This post is a short follow-up to the previous one on Estimating Ancestry Components Using ADMIXTURE. Here, we’ll explore supervised ADMIXTURE, a mode that allows you to explicitly define ancestral populations and infer the ancestry proportions of unassigned individuals based on those references.


What Is a Supervised Run?

In supervised mode, ADMIXTURE skips the component discovery step and instead uses user-defined groupings to represent ancestral components. The benefit: if you already have solid candidates for reference populations, you can use them to quickly infer ancestry proportions for target or admixed individuals.
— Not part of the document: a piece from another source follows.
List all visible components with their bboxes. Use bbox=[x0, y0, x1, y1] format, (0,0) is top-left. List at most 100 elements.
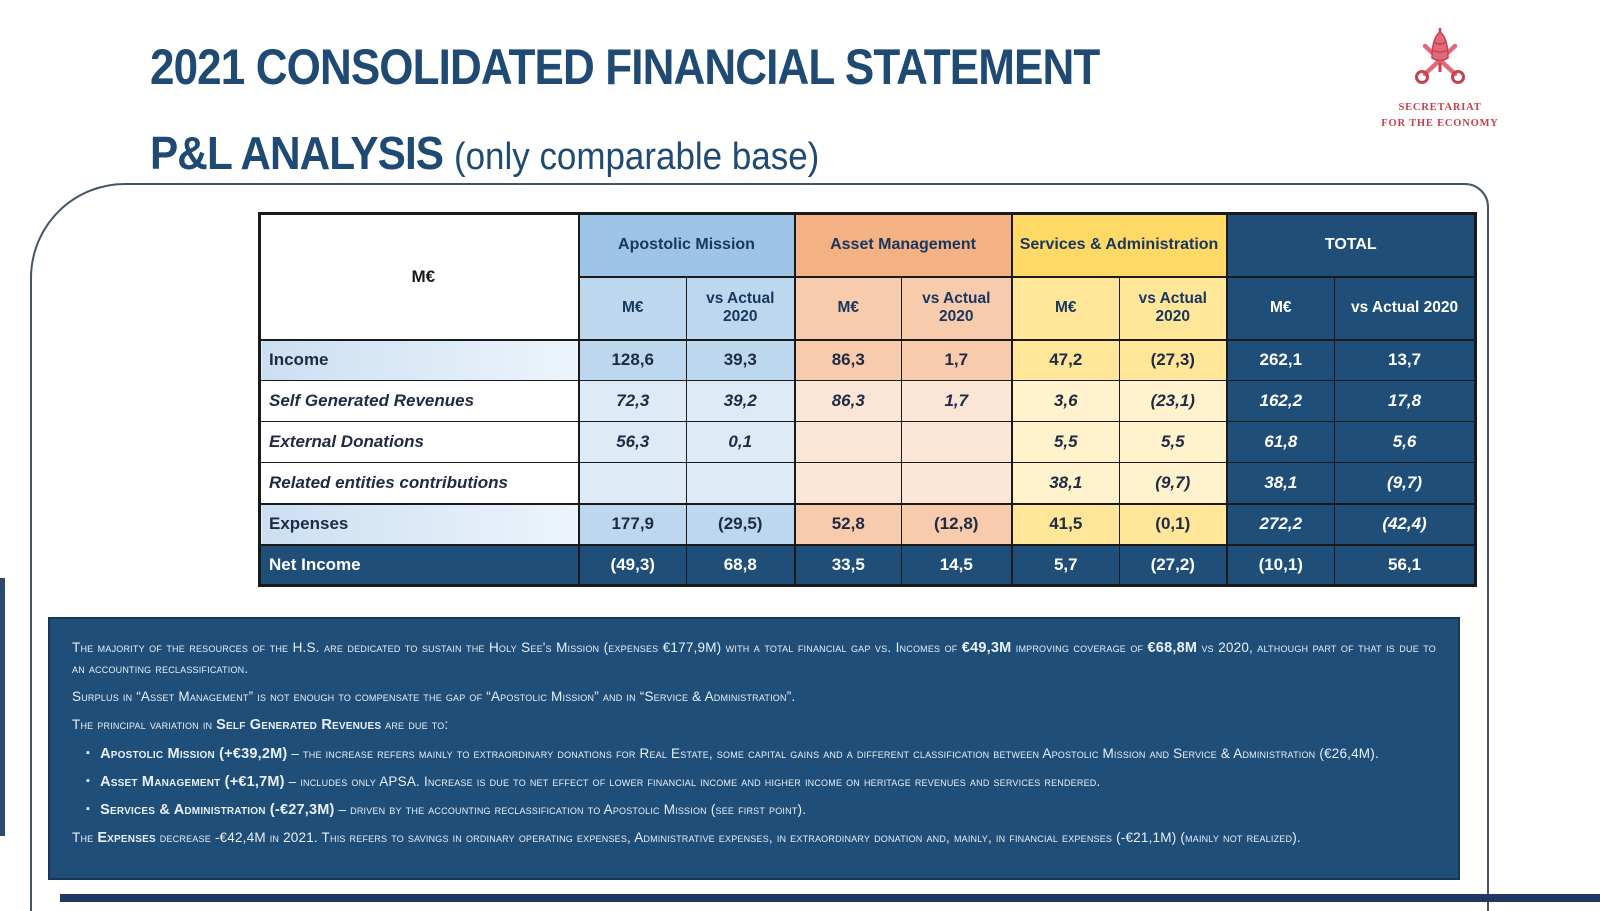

Supervised runs are much faster, especially with large datasets, since ADMIXTURE no longer has to determine the internal structure of each cluster.


Creating a .pop File

Supervised ADMIXTURE requires an additional file with the extension .pop. This file must:

  • Have the exact same prefix as your .bed input file.
  • Contain the same number of rows as your .fam file (one row per sample).
  • Use labels (strings or integers) to assign each individual to a known ancestral population.
  • Use - (or leave the line empty) for individuals whose ancestry you want ADMIXTURE to infer.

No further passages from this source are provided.